Marc watched Matty-Maud-Mother sip her drink, and heard her go on. “We in the field of anthropology have been especially successful in getting across our findings. We are learning to speak the language of our people. I, personally, have always been fanatically interested in writing to be read by everyone, to be read widely and understood. I believe in having a commercial publisher bring out my work; even when it is technical, I always prefer a commercial publisher to a university press. Now, some anthropologists resent those of us who publish for popular consumption. I have been called a self-publicist and a drum-beater. I have been castigated for running pieces in nonprofessional magazines. The hard core who believe only in their own journals and in university presses feel that money and reputation are external to anthropology. They feel an anthropologist should be a scientist, and not a writer or popularizer. Some are sincere. But most of the resentment is motivated by sheer envy. And also by intellectual arrogance and snobbery. My own position, Chief Paoti, is that I don’t want to limit my study of the Sirens only to my friends and enemies down the hall. I want everyone to know about it, and to be wiser for it.”

Woozily, Marc continued to watch her and listen with wonder. His mother was not a puddly mom at all, he told himself, she was a Force of Nature, with the grandeur of a Juggernaut. Paoti had spoken something to her, which Marc had missed, and then he saw that Matty was nodding, smiling, and resuming.

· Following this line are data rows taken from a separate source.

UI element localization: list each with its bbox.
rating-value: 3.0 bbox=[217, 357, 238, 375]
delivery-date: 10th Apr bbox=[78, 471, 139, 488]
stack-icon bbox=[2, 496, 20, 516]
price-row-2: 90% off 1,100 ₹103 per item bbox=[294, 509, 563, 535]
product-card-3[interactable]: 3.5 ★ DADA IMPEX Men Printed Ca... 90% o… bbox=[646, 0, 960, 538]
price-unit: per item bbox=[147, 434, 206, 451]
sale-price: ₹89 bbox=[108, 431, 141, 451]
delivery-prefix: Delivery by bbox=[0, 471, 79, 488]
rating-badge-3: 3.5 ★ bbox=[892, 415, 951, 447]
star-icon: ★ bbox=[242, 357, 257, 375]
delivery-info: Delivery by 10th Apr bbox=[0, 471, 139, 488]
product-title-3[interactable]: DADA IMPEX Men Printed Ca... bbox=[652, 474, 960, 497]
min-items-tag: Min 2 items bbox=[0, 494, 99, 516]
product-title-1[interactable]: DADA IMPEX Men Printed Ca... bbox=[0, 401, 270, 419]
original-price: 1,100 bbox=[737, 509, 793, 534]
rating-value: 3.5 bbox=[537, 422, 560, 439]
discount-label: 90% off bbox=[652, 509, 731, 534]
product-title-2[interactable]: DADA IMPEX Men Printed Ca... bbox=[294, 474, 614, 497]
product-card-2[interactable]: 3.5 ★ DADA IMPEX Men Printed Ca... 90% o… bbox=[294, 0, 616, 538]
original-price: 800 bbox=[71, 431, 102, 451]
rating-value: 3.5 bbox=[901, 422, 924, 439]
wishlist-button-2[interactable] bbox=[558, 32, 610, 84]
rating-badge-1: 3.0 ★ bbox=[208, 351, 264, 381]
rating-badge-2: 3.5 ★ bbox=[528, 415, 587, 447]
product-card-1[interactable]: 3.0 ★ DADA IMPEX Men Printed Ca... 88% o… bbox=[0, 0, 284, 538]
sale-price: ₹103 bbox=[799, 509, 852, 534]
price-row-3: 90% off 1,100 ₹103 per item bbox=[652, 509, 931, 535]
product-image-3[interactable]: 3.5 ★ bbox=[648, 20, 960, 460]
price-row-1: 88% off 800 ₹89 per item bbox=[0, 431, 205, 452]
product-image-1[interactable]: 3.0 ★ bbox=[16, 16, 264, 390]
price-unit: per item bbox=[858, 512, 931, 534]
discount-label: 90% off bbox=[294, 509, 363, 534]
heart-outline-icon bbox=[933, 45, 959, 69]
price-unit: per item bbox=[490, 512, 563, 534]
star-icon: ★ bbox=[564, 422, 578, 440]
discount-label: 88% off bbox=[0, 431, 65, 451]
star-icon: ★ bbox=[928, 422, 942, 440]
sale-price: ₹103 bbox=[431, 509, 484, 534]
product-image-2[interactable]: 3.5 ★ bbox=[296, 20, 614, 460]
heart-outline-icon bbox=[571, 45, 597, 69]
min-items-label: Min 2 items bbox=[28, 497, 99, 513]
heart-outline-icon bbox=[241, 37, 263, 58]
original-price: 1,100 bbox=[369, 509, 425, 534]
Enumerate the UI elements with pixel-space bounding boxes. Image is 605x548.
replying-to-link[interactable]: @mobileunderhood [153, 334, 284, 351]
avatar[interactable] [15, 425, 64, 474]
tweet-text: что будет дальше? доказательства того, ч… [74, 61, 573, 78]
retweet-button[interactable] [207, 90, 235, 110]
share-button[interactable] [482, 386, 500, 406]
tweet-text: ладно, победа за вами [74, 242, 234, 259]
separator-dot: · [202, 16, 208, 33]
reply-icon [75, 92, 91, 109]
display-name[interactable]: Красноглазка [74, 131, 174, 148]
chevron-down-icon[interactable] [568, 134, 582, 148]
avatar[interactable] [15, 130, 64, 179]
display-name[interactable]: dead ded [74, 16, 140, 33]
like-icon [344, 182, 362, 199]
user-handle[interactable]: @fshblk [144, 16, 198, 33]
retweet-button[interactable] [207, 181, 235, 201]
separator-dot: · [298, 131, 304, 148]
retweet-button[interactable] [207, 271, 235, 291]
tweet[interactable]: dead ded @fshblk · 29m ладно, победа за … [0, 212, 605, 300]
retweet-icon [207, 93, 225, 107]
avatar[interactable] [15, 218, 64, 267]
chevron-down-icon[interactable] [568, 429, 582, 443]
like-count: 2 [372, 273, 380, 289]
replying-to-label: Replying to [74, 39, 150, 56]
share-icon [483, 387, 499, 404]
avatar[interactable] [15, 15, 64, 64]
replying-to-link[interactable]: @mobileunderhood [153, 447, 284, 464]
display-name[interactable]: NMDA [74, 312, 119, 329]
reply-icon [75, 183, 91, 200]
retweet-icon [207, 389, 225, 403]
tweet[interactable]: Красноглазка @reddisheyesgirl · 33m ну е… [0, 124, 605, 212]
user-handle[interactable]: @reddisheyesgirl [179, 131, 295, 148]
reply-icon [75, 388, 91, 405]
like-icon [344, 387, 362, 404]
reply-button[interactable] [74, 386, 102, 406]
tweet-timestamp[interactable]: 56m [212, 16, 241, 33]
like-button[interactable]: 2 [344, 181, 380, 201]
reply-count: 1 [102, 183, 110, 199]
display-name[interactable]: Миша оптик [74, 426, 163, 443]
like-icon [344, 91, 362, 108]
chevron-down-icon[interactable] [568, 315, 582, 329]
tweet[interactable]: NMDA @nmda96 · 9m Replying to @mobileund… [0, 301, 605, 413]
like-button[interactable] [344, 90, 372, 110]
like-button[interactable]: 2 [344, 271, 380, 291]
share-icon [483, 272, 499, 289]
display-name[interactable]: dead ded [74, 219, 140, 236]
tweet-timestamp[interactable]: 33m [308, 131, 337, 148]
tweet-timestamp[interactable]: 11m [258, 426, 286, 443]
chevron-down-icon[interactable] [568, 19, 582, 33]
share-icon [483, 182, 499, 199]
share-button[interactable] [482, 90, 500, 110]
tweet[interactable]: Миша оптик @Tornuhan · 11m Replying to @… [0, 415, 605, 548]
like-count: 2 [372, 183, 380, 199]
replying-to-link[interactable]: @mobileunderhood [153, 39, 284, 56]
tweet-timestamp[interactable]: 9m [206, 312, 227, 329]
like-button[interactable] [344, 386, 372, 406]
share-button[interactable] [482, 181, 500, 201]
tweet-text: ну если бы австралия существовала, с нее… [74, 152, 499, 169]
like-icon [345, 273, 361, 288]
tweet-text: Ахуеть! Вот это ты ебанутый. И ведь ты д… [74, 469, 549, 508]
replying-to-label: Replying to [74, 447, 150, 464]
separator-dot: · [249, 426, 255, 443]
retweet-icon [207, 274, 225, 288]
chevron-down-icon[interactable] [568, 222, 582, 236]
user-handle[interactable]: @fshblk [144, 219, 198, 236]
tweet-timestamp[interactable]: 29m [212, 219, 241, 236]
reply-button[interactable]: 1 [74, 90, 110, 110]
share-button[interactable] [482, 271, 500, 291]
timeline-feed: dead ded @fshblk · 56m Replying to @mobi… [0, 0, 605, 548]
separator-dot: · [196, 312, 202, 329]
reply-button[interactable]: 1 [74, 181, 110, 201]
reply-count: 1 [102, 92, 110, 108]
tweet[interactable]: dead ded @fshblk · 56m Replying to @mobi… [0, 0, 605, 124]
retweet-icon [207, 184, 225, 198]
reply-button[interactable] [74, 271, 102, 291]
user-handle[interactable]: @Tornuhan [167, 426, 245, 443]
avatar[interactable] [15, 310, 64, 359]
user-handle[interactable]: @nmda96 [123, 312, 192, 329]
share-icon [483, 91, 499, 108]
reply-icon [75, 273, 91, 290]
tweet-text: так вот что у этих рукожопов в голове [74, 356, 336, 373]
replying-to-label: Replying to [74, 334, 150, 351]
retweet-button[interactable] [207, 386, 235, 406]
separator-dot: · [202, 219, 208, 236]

“Yes, that too,” she said. “We are what we are. What drew me into anthropology was that it was a field that I understood, a science that encompassed all mankind, and one that I could popularize. You see, the obscurities of science, which I might understand but others would not, interest me less than the living drama of science. I’ll tell you what interests my mentality. It interests me that the gill arches of ancient fish are still part of the human ear apparatus—how dramatic, this carry-over from the past. It interests me that fossilized sea shells and sea creatures are now found impressed in the strata of inland mountains, hundreds of miles from open water—another living link. It interests me that there still swims in the ocean off South Africa a fish known as the Coelacanth, a fossil fish that was swimming there fifty million years ago when dinosaurs roamed the shores—the dinosaurs are extinct but the Coelacanth is alive. It interests me that the bright star we see shining outside this window is sending light to us that began traveling toward us a thousand years ago, so that message of light there, the one we see now, first began shining and traveling toward us when the Saracens were destroying the Venetian fleet and Constantine was an emperor. It interests me that you, Chief Paoti, hidden from the world, enforce a set of standards first created almost two centuries ago. That is the science I value—understand—the science that makes my blood tingle—and in those terms I try to enlighten the world around me, no matter what some of my colleagues may think of me.”